The Adobe Omniture Site Catalyst product, which is monitoring VMware’s website properties, provides complex multi-column datasets, made up of two million records at regular intervals. These datasets are pushed on a daily basis to an FTP site hosted at VMware’s IT department. This data is then loaded into the Isilon storage using features of the Spring XD Container framework. The Hadoop framework used is the Pivotal PHD distribution. Data cleanup and pre-processing is done using a combination of Pig, Hadoop Streaming and Python custom scripts. The data is placed into Hive and HAWQ schemas and processed by the Alpine Data Lab, the Hue and PostGres tools for presentation to the end users. Once the appropriate SQL query is setup in HAWQ, then users can execute the query against the Hadoop/HDFS data and produce graphs showing the various patterns in the data. Several other business data ingest pipelines and query processing actions run in parallel with this one.
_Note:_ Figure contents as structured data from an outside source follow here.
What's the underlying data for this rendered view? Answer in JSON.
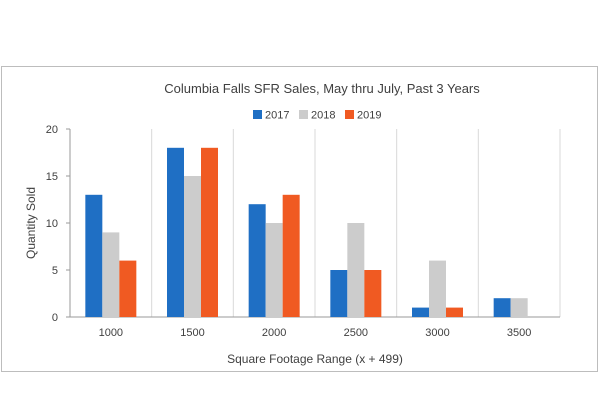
{
  "chart_data": {
    "type": "bar",
    "title": "Columbia Falls SFR Sales, May thru July, Past 3 Years",
    "xlabel": "Square Footage Range (x + 499)",
    "ylabel": "Quantity Sold",
    "categories": [
      "1000",
      "1500",
      "2000",
      "2500",
      "3000",
      "3500"
    ],
    "series": [
      {
        "name": "2017",
        "color": "#1f6fc4",
        "values": [
          13,
          18,
          12,
          5,
          1,
          2
        ]
      },
      {
        "name": "2018",
        "color": "#cccccc",
        "values": [
          9,
          15,
          10,
          10,
          6,
          2
        ]
      },
      {
        "name": "2019",
        "color": "#f05a22",
        "values": [
          6,
          18,
          13,
          5,
          1,
          0
        ]
      }
    ],
    "ylim": [
      0,
      20
    ],
    "yticks": [
      "0",
      "5",
      "10",
      "15",
      "20"
    ],
    "grid": "vertical category separators",
    "legend_position": "top-center"
  }
}
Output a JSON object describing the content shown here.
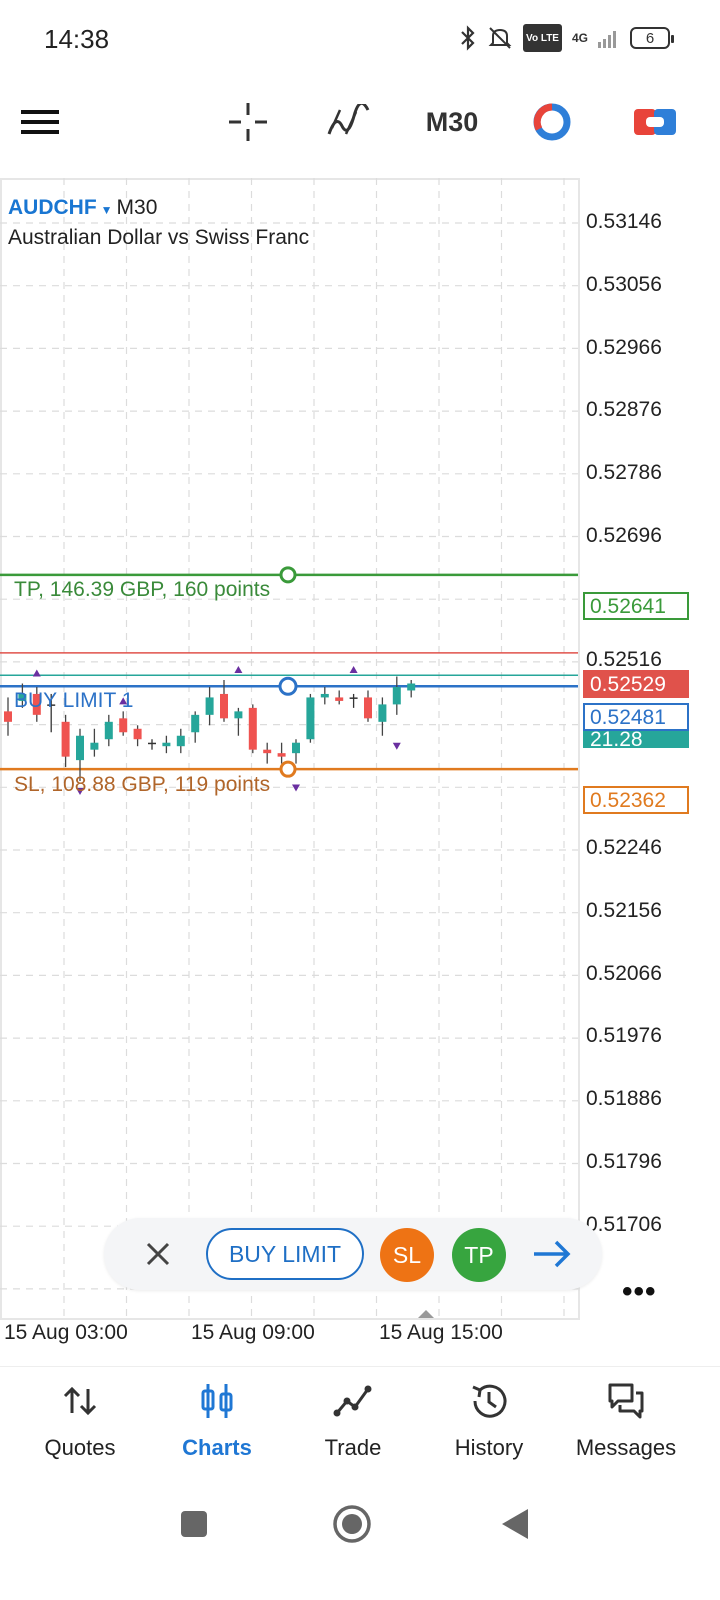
{
  "status": {
    "time": "14:38",
    "net": "4G",
    "volte": "Vo LTE",
    "battery": "6"
  },
  "toolbar": {
    "timeframe": "M30"
  },
  "chart": {
    "symbol": "AUDCHF",
    "timeframe": "M30",
    "description": "Australian Dollar vs Swiss Franc",
    "price_axis": [
      "0.53146",
      "0.53056",
      "0.52966",
      "0.52876",
      "0.52786",
      "0.52696",
      "0.52516",
      "0.52246",
      "0.52156",
      "0.52066",
      "0.51976",
      "0.51886",
      "0.51796",
      "0.51706"
    ],
    "time_axis": [
      "15 Aug 03:00",
      "15 Aug 09:00",
      "15 Aug 15:00"
    ],
    "tp_label": "TP, 146.39 GBP, 160 points",
    "tp_price": "0.52641",
    "order_label": "BUY LIMIT 1",
    "order_price": "0.52481",
    "ask_price": "0.52529",
    "bid_partial": "21.28",
    "sl_label": "SL, 108.88 GBP, 119 points",
    "sl_price": "0.52362",
    "colors": {
      "tp": "#3a9a3a",
      "order": "#2c72c7",
      "ask": "#e0524b",
      "bid": "#26a69a",
      "sl": "#e07a1f",
      "bull": "#26a69a",
      "bear": "#ef5350"
    }
  },
  "order_bar": {
    "close_icon": "close-icon",
    "buy_limit": "BUY LIMIT",
    "sl": "SL",
    "tp": "TP",
    "next_icon": "arrow-right-icon"
  },
  "more": "•••",
  "nav": {
    "items": [
      {
        "label": "Quotes",
        "icon": "quotes-icon"
      },
      {
        "label": "Charts",
        "icon": "charts-icon",
        "active": true
      },
      {
        "label": "Trade",
        "icon": "trade-icon"
      },
      {
        "label": "History",
        "icon": "history-icon"
      },
      {
        "label": "Messages",
        "icon": "messages-icon"
      }
    ]
  }
}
The Hadoop Cluster Configuration Specification

The specification below is used in the “cluster create” command within the BDE Command Line Interface tool using the “–specFile” parameter to apply the virtual machine parameters to the cluster. Specifications like this may also be loaded into the GUI that is provided with BDE through the vSphere Web Client.

For a complete description of the various detailed entries in this BDE configuration specification file as shown below, please consult the BDE Command Line Interface Guide that is available at http://www.vmware.com/bde

“nodeGroups”:[

{

“name”: “master”,

“roles”: [

“basic”

“instanceNum”: 2,

“cpuNum”: 8,

“memCapacityMB”: 36000,

“swapRatio”: 0.1,

“storage”: {

“type”: “LOCAL”,

“sizeGB”: 180,

“dsNames”: [“SAN-disk1”]

“haFlag”: “on”

{

“name”: “client”,

“roles”: [

“basic”

“instanceNum”: 1,

“cpuNum”: 4,

“memCapacityMB”: 36000,

“swapRatio”: 0.1,

“storage”: {

“type”: “LOCAL”,

“sizeGB”: 180,

“dsNames”: [“SAN-disk2”]

“haFlag”: “on”

{

“name”: “worker”,

“roles”: [

“basic”

“instanceNum”: 5,

“cpuNum”: 8,

“memCapacityMB”: 52000,

“swapRatio”: 0.1,

“storage”: {

“type”: “LOCAL”,

“sizeGB”: 800,

“dsNames”: [“SAN-disk1″,”SAN-disk2″,”SAN-disk3″,”SAN-disk4”]

“haFlag”: “off”

}

]

}

Conclusions

A small team of engineers can build a powerful big data processing system on virtual machines quickly using the vSphere platform, without having to change existing hardware. With a relatively small number of virtual machines and host servers, the Hadoop ecosystem can provide valuable business insights into the data without incurring a large expenditure. Later in time, that system can be scaled up, if required, much more easily on a virtualized platform than on other platforms. Tools such as the vSphere Big Data Extensions, a plugin to the vCenter Management tool, provide automated building and management of a virtualized Hadoop environment such as that shown here, saving time and giving increased value to the business. This is a foundational step towards providing Hadoop-as-a-Service to the data analysis community.